EST Temperature ... Events WindDirDegrees
0 2016-01-01 00:00:00 38 ... NaN 281
1 2016-02-01 00:00:00 36 ... NaN 275
2 2016-03-01 00:00:00 40 ... NaN 277
3 2016-04-01 00:00:00 25 ... NaN 345
4 2016-05-01 00:00:00 20 ... NaN 333
5 2016-06-01 00:00:00 33 ... NaN 259
6 2016-07-01 00:00:00 39 ... NaN 293
7 2016-08-01 00:00:00 39 ... NaN 79
8 2016-09-01 00:00:00 44 ... Rain 76
9 2016-10-01 00:00:00 50 ... Rain 109
10 2016-11-01 00:00:00 33 ... NaN 289
11 2016-12-01 00:00:00 35 ... NaN 235
12 1-13-2016 26 ... NaN 284
13 1-14-2016 30 ... NaN 266
14 1-15-2016 43 ... NaN 101
15 1-16-2016 47 ... Rain 340
16 1-17-2016 36 ... Fog-Snow 345
17 1-18-2016 25 ... Snow 293
18 1/19/2016 22 ... NaN 293
19 1-20-2016 32 ... NaN 302
20 1-21-2016 31 ... NaN 312
21 1-22-2016 26 ... Snow 34
22 1-23-2016 26 ... Fog-Snow 42
23 1-24-2016 28 ... Snow 327
24 1-25-2016 34 ... NaN 286
25 1-26-2016 43 ... NaN 244
26 1-27-2016 41 ... Rain 311
27 1-28-2016 37 ... NaN 234
28 1-29-2016 36 ... NaN 298
29 1-30-2016 34 ... NaN 257
30 1-31-2016 46 ... NaN 241
[31 rows x 11 columns]
Process finished with exit code 0
To answer your question about the display of only a few columns and "..." :
All of the columns have been properly ingested, but your screen / the console is not wide enough to output all of the columns at once in a "print" fashion. This is normal/expected behavior.
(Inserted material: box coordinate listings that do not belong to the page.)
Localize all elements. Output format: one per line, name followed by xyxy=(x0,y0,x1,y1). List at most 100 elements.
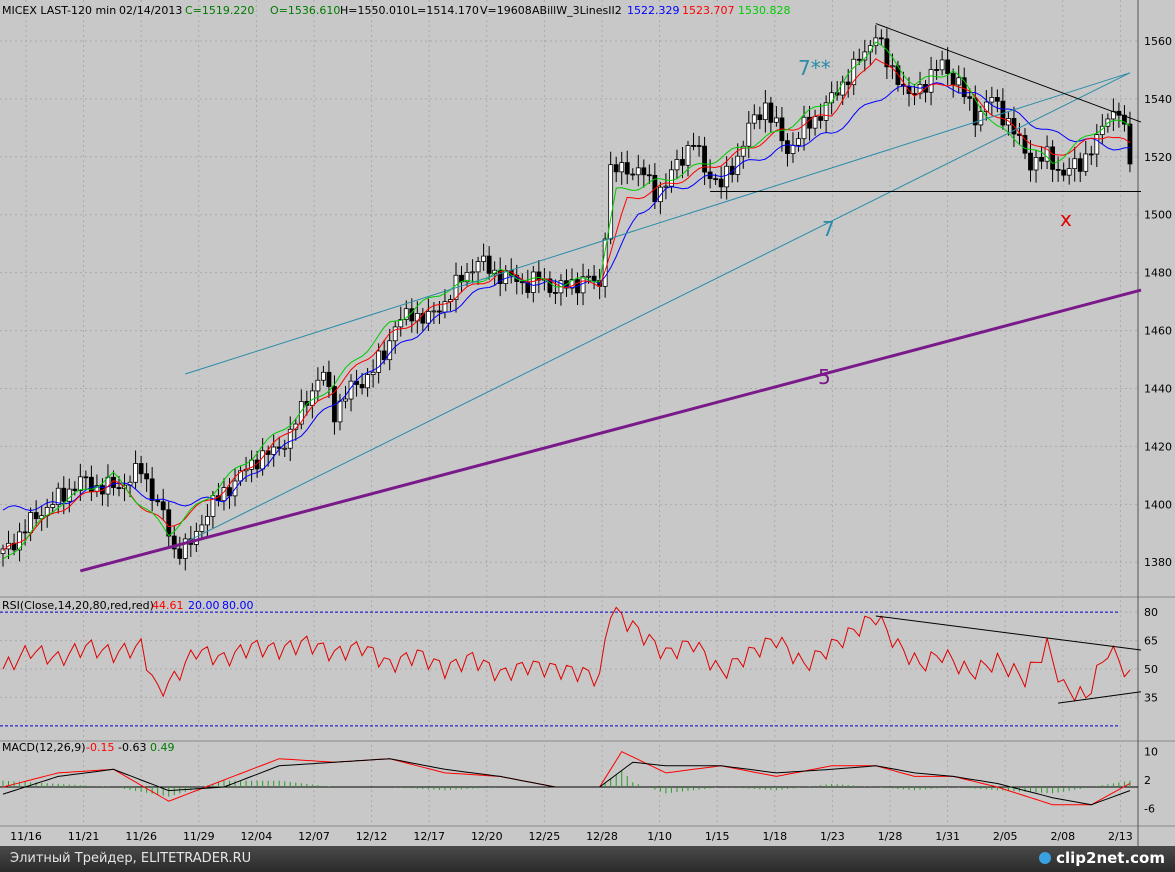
candle xyxy=(680,146,685,179)
candle xyxy=(1050,140,1056,182)
candle xyxy=(536,260,542,294)
x-tick-label: 1/18 xyxy=(762,830,787,843)
candle xyxy=(729,157,735,183)
candle xyxy=(1083,140,1089,176)
rsi-tick-label: 50 xyxy=(1144,663,1158,676)
candle-body xyxy=(392,326,398,342)
x-tick-label: 12/12 xyxy=(356,830,388,843)
candle-body xyxy=(287,428,293,449)
candle-body xyxy=(1072,158,1078,170)
candle xyxy=(271,434,277,467)
ma-green-value: 1530.828 xyxy=(738,4,791,17)
candle-body xyxy=(757,114,763,121)
chart-canvas: 11/16 11/21 11/26 11/29 12/04 12/07 12/12 12/17… xyxy=(0,0,1175,846)
candle xyxy=(547,271,553,298)
rsi-high-level: 80.00 xyxy=(222,599,254,612)
candle-body xyxy=(890,65,895,68)
candle xyxy=(718,166,724,199)
candle-body xyxy=(602,238,608,287)
candle-body xyxy=(724,165,730,188)
candle-body xyxy=(1028,152,1033,171)
x-tick-label: 1/10 xyxy=(647,830,672,843)
x-tick-label: 2/08 xyxy=(1050,830,1075,843)
x-tick-label: 11/21 xyxy=(68,830,100,843)
candle-body xyxy=(1094,134,1100,155)
candle-body xyxy=(746,122,752,147)
candle-body xyxy=(950,73,956,86)
candle xyxy=(945,47,951,86)
rsi-tick-label: 35 xyxy=(1144,691,1158,704)
target-x-label: x xyxy=(1060,207,1072,231)
candle-body xyxy=(470,271,475,274)
candle-body xyxy=(77,476,83,491)
candle-body xyxy=(547,278,553,293)
candle-body xyxy=(425,311,431,324)
candle-body xyxy=(475,261,481,273)
candle-body xyxy=(1039,156,1044,162)
candle xyxy=(1127,111,1133,173)
candle-body xyxy=(917,83,923,95)
candle xyxy=(464,262,470,287)
candle-body xyxy=(343,398,348,402)
candle xyxy=(856,48,862,65)
x-tick-label: 12/28 xyxy=(586,830,618,843)
date-label: 02/14/2013 xyxy=(119,4,182,17)
candle xyxy=(519,273,525,295)
candle xyxy=(403,300,409,326)
candle xyxy=(939,50,945,76)
rsi-line xyxy=(2,606,1131,702)
candle-body xyxy=(553,292,558,294)
candle-body xyxy=(961,77,967,98)
candle-body xyxy=(983,101,989,112)
candle xyxy=(928,56,934,106)
close-label: C=1519.220 xyxy=(185,4,254,17)
candle xyxy=(757,106,763,130)
candle xyxy=(182,533,188,571)
low-label: L=1514.170 xyxy=(411,4,479,17)
candle-body xyxy=(210,495,216,517)
candle-body xyxy=(22,531,28,534)
candle xyxy=(1110,98,1116,131)
y-tick-label: 1560 xyxy=(1144,35,1172,48)
candle-body xyxy=(530,271,536,293)
footer-site-text: Элитный Трейдер, ELITETRADER.RU xyxy=(10,851,252,866)
y-tick-label: 1540 xyxy=(1144,93,1172,106)
candle xyxy=(967,88,973,111)
candle xyxy=(823,95,829,134)
candle-body xyxy=(635,167,641,176)
candle xyxy=(459,265,464,293)
candle-body xyxy=(160,501,166,511)
candle-body xyxy=(1044,146,1050,162)
candle xyxy=(624,150,630,185)
candle-body xyxy=(790,144,796,154)
candle-body xyxy=(420,313,426,324)
candle xyxy=(287,416,293,462)
candle-body xyxy=(381,350,387,361)
clip2net-logo: clip2net.com xyxy=(1039,849,1165,867)
candle xyxy=(61,476,67,515)
macd-signal-line xyxy=(2,758,1131,806)
candle xyxy=(796,131,801,152)
candle-body xyxy=(33,512,39,520)
candle-body xyxy=(403,308,409,320)
candle-body xyxy=(177,548,183,559)
candle-body xyxy=(182,538,188,559)
candle-body xyxy=(823,102,829,121)
candle-body xyxy=(608,164,614,240)
candle-body xyxy=(1033,156,1039,171)
candle-body xyxy=(365,374,371,389)
candle xyxy=(238,466,243,486)
candle xyxy=(630,168,636,181)
candle xyxy=(1066,157,1072,185)
candle-body xyxy=(271,446,277,455)
candle xyxy=(359,372,365,395)
candle-body xyxy=(282,447,288,450)
candle-body xyxy=(768,102,774,123)
candle-body xyxy=(1006,118,1011,126)
candle-body xyxy=(729,165,735,175)
macd-tick-label: -6 xyxy=(1144,802,1155,815)
candle-body xyxy=(376,350,382,373)
macd-tick-label: 10 xyxy=(1144,746,1158,759)
candle-body xyxy=(254,459,260,470)
candle-body xyxy=(586,275,591,278)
Pandas is not a spreadsheet visualization tool like Excel. Maybe someone can suggest a tool for visualizing dataframes in a spreadsheet format for Python, like in Excel. I think I've seen people visualizing spreadsheets in Spyder but I don't use that myself.
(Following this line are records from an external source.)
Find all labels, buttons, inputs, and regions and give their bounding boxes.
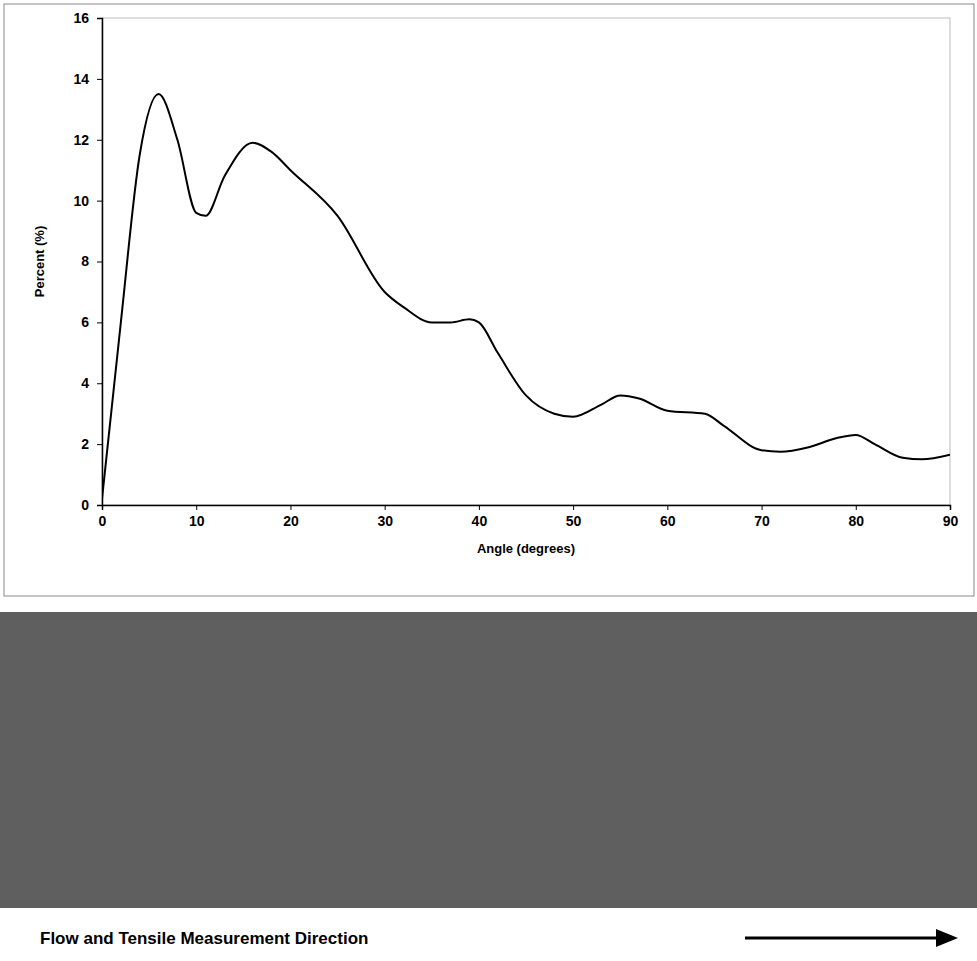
y-tick-mark <box>97 140 102 141</box>
direction-arrow-head <box>936 929 958 947</box>
x-axis: 0 10 20 30 40 50 60 70 80 90 <box>99 505 959 529</box>
y-tick-mark <box>97 322 102 323</box>
x-tick: 70 <box>754 505 770 529</box>
x-tick-label: 20 <box>283 513 299 529</box>
x-tick-mark <box>573 505 574 510</box>
micrograph <box>0 612 977 908</box>
x-tick-label: 30 <box>377 513 393 529</box>
y-tick: 8 <box>81 253 102 269</box>
plot-area <box>102 94 950 499</box>
x-tick: 90 <box>943 505 959 529</box>
y-tick-label: 14 <box>73 71 89 87</box>
y-tick-label: 16 <box>73 10 89 26</box>
y-tick-label: 8 <box>81 253 89 269</box>
x-tick: 0 <box>99 505 107 529</box>
x-axis-line <box>103 506 951 511</box>
y-tick-label: 0 <box>81 497 89 513</box>
caption: Flow and Tensile Measurement Direction <box>40 929 368 948</box>
y-tick-mark <box>97 18 102 19</box>
y-tick: 4 <box>81 375 102 391</box>
y-tick: 2 <box>81 436 102 452</box>
y-tick-label: 12 <box>73 132 89 148</box>
y-tick: 10 <box>73 193 102 209</box>
x-tick-mark <box>856 505 857 510</box>
x-tick-mark <box>290 505 291 510</box>
x-axis-title: Angle (degrees) <box>477 541 575 556</box>
x-tick-label: 10 <box>189 513 205 529</box>
plot-frame <box>102 18 950 505</box>
x-tick-mark <box>762 505 763 510</box>
y-axis-line <box>97 19 103 506</box>
x-tick-label: 60 <box>660 513 676 529</box>
chart-panel <box>4 4 974 596</box>
y-axis-title: Percent (%) <box>32 226 47 298</box>
y-tick: 6 <box>81 314 102 330</box>
x-tick-mark <box>950 505 951 510</box>
x-tick-mark <box>667 505 668 510</box>
x-tick-mark <box>479 505 480 510</box>
x-tick-mark <box>385 505 386 510</box>
y-axis: 0 2 4 6 8 10 12 14 16 <box>73 10 102 513</box>
x-tick-label: 0 <box>99 513 107 529</box>
x-tick: 10 <box>189 505 205 529</box>
figure: 0 10 20 30 40 50 60 70 80 90 0 2 4 6 8 10 12 14 16 Angle (d… <box>0 0 977 961</box>
x-tick-label: 50 <box>566 513 582 529</box>
x-tick: 20 <box>283 505 299 529</box>
x-tick: 30 <box>377 505 393 529</box>
y-tick-label: 2 <box>81 436 89 452</box>
x-tick-mark <box>196 505 197 510</box>
y-tick-mark <box>97 505 102 506</box>
x-tick: 80 <box>848 505 864 529</box>
y-tick: 14 <box>73 71 102 87</box>
y-tick-mark <box>97 383 102 384</box>
x-tick-label: 70 <box>754 513 770 529</box>
y-tick-mark <box>97 201 102 202</box>
x-tick: 40 <box>472 505 488 529</box>
y-tick-mark <box>97 79 102 80</box>
y-tick-mark <box>97 262 102 263</box>
y-tick: 0 <box>81 497 102 513</box>
distribution-line <box>102 94 950 499</box>
y-tick-label: 6 <box>81 314 89 330</box>
y-tick: 12 <box>73 132 102 148</box>
y-tick-mark <box>97 444 102 445</box>
y-tick: 16 <box>73 10 102 26</box>
y-tick-label: 10 <box>73 193 89 209</box>
x-tick-label: 40 <box>472 513 488 529</box>
x-tick: 60 <box>660 505 676 529</box>
x-tick-label: 80 <box>848 513 864 529</box>
x-tick-label: 90 <box>943 513 959 529</box>
direction-arrow-shaft <box>745 937 940 940</box>
y-tick-label: 4 <box>81 375 89 391</box>
x-tick: 50 <box>566 505 582 529</box>
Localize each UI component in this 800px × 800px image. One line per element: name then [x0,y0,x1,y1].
If you want to make sure all of the columns are there, try using list(df) or print(list(df)).
To answer your question about the EST format:
It looks like you have some data cleaning to do. This is typical work in data science. I am not sure how to best do this - I haven't worked much with dates/datetime yet. However, here is what I see:
The first few items have timestamps as well, likely formatted in HH:MM:SS
They are formatted YYYY-MM-DD
On index row 18, there are / instead of - in the date
The remaining rows are formatted M-DD-YYYY
There's an option on read_csv's documentation that may take care of those automatically. It's called "parse_dates". If you turn that option on like pd.read_csv('file location', parse_dates='EST'), that could turn on the date parser for the EST column and maybe solve your problem.
Hope this helps! This is my first answer to anyone who sees it feel free to edit and improve it.